The sort routines are guaranteed to use __lt__() when making comparisons between two objects. So, it is easy to add a standard sort order to a class by defining an __lt__() method.

But it is recommended to define all comparison methods for your class for the sake of safety and code completeness. It can be done with total_ordering decorator from the functools standard module. Lets look at class:

import functools

@functools.total_ordering
class Point:

    def __init__(self, x, y):
        self.x, self.y = x, y

    def __lt__(self, other):
        return (self.x, self.y) < (other.x, other.y)

    def __eq__(self, other):
        return (self.x, self.y) == (other.x, other.y)

Example usage:

points = [Point(x, y) for x in range(2, 0, -1) for y in range(3, 0, -1)]

print('Not sorted:', ', '.join(map('({0.x}, {0.y})'.format, points)))
print('Sorted:', ', '.join(map('({0.x}, {0.y})'.format, sorted(points))))

will produce output:

Not sorted: (2, 3), (2, 2), (2, 1), (1, 3), (1, 2), (1, 1)
Sorted: (1, 1), (1, 2), (1, 3), (2, 1), (2, 2), (2, 3)

total_ordering decorator is excessive here, but may be useful in the future.

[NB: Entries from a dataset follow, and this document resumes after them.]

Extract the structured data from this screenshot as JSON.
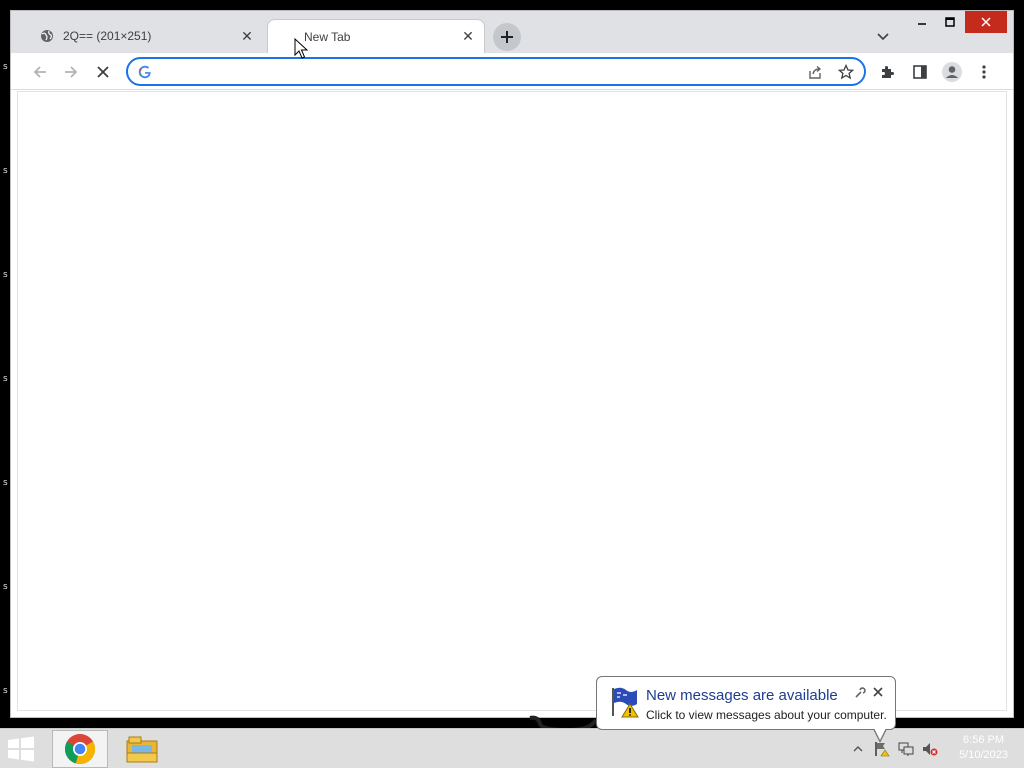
{
  "desktop": {
    "edge_glyph": "s"
  },
  "browser": {
    "tabs": [
      {
        "title": "2Q== (201×251)",
        "favicon": "globe-icon",
        "active": false
      },
      {
        "title": "New Tab",
        "favicon": "blank",
        "active": true
      }
    ],
    "omnibox": {
      "value": "",
      "placeholder": ""
    },
    "toolbar_icons": [
      "back-icon",
      "forward-icon",
      "stop-icon",
      "share-icon",
      "star-icon",
      "extensions-icon",
      "side-panel-icon",
      "profile-icon",
      "menu-icon"
    ]
  },
  "notification": {
    "title": "New messages are available",
    "text": "Click to view messages about your computer."
  },
  "taskbar": {
    "items": [
      "chrome-icon",
      "file-explorer-icon"
    ],
    "clock": {
      "time": "6:56 PM",
      "date": "5/10/2023"
    }
  },
  "colors": {
    "accent": "#1a73e8",
    "close_red": "#c42b1c",
    "tabstrip": "#dfe1e5"
  }
}
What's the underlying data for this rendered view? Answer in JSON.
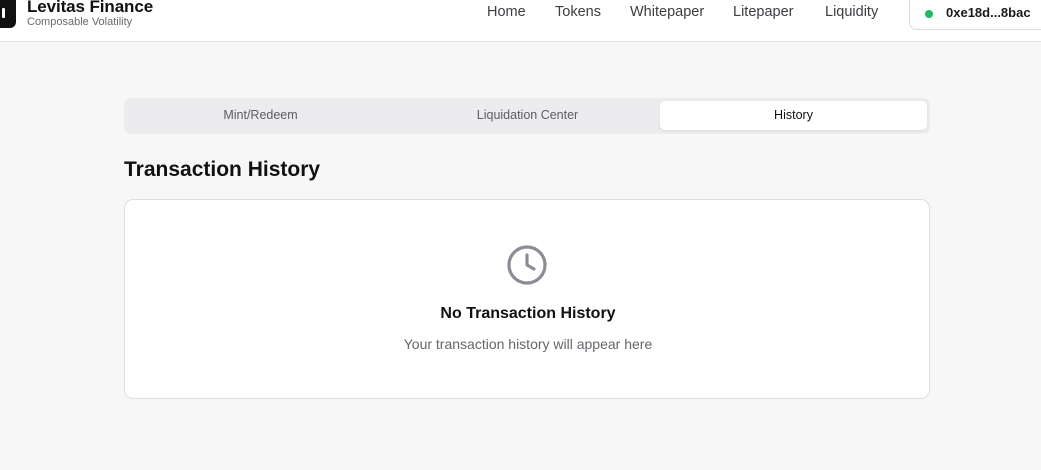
{
  "brand": {
    "name": "Levitas Finance",
    "tagline": "Composable Volatility"
  },
  "nav": {
    "items": [
      "Home",
      "Tokens",
      "Whitepaper",
      "Litepaper",
      "Liquidity"
    ]
  },
  "wallet": {
    "address": "0xe18d...8bac",
    "status_color": "#16c060"
  },
  "tabs": [
    {
      "label": "Mint/Redeem",
      "active": false
    },
    {
      "label": "Liquidation Center",
      "active": false
    },
    {
      "label": "History",
      "active": true
    }
  ],
  "page": {
    "title": "Transaction History"
  },
  "empty_state": {
    "icon": "clock-icon",
    "title": "No Transaction History",
    "subtitle": "Your transaction history will appear here"
  }
}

What it does? It completes remaining comparison methods from implemented ones. So you implement __eq__ and __lt__, it complements __le__, __gt__, __ge__. Or you implement __eq__ and __le__, it complements __lt__, __gt__, __ge__. And so on. It requires __eq__ and one other comparison method to be defined.

Essential part of the generator code is:

def total_ordering(cls):
    """Class decorator that fills in missing ordering methods"""
    # Find user-defined comparisons (not those inherited from object).
    roots = [op for op in _convert if getattr(cls, op, None) is not getattr(object, op, None)]
    if not roots:
        raise ValueError('must define at least one ordering operation: < > <= >=')
    root = max(roots)       # prefer __lt__ to __le__ to __gt__ to __ge__
    for opname, opfunc in _convert[root]:
        if opname not in roots:
            opfunc.__name__ = opname
            setattr(cls, opname, opfunc)
    return cls

where _convert is dict of predefined implementations of comparison methods via each other. Code gets all defined is cls comparison methods, prefers one (if several are defined) and defines other methods.